Yau Kwang-tung, Section Four’s CO, had towering family connections…which happened to be his sole qualification for his position. The fact that he had it anyway probably said a great deal about how anyone could hope to manipulate something as gargantuan as the Solarian League, the brigadier reflected now. Obviously, no one could possibly pose a genuine threat to the League or to the Solarian League Navy! That being the case, there was no need to put someone competent in charge of their counterintelligence duties.

“There’s a reason I asked,” he said, turning to face them and leaning back against the rail. In the process, his right hand just happened to sweep up Colonel Weng’s chip. “Do either of you know Captain al-Fanudahi?”

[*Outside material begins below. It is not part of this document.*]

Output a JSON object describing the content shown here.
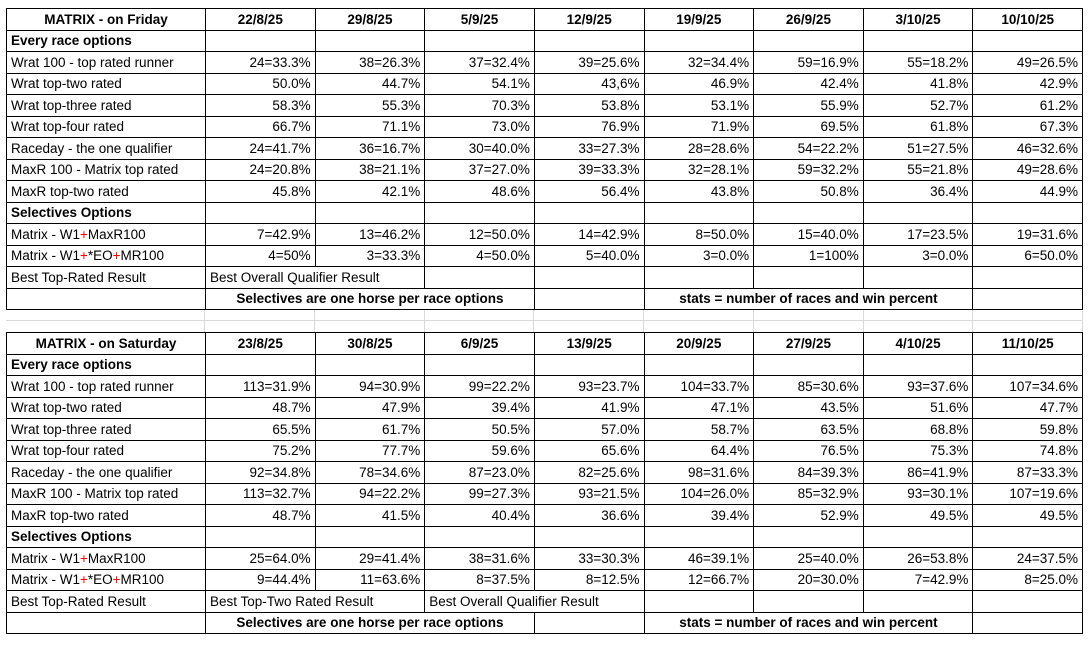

“Daud al-Fanudahi?” Weng asked. Blanton only looked blank, and Gaddis nodded to the colonel. “I know the name, Sir, and I know he’s on just about every senior Navy officer’s shit list. That’s about it.”

“Captain al-Fanudahi is a very interesting fellow,” the brigadier said slowly. “It happens that the main reason he’s on the Navy’s ‘shit list’ is that he’s been telling people for years that the Manties have pulled way ahead of us in terms of weapons development. I’ll let you imagine how someone like Fleet Admiral Rajampet or Admiral Polydorou over at Systems Development reacted to that.”

“Not well,” Blanton said with a wince, and Gaddis nodded.

“That sums it up pretty well, actually,” he said. “These days, after what happened to Crandall at Spindle, they’re at least calling him in for the occasional briefing, but he’s still very much a voice in the wilderness.”

“I’m sorry, Sir, but I don’t see where you’re going with this,” Weng said. He cocked an eyebrow at her, and she shrugged. “If Captain al-Fanudahi's already marginalized, how much ability to help push something like this along would he have? For that matter, if I remember correctly, he’s in Operational Analysis. That would be Admiral Cheng’s department, and with all due respect, Cheng’s not a lot sharper stylus than Admiral Yau. And, again with all due respect, I’d be almost as worried about OpAn’s ability—assuming it had the willingness in the first place—to maintain security about this.”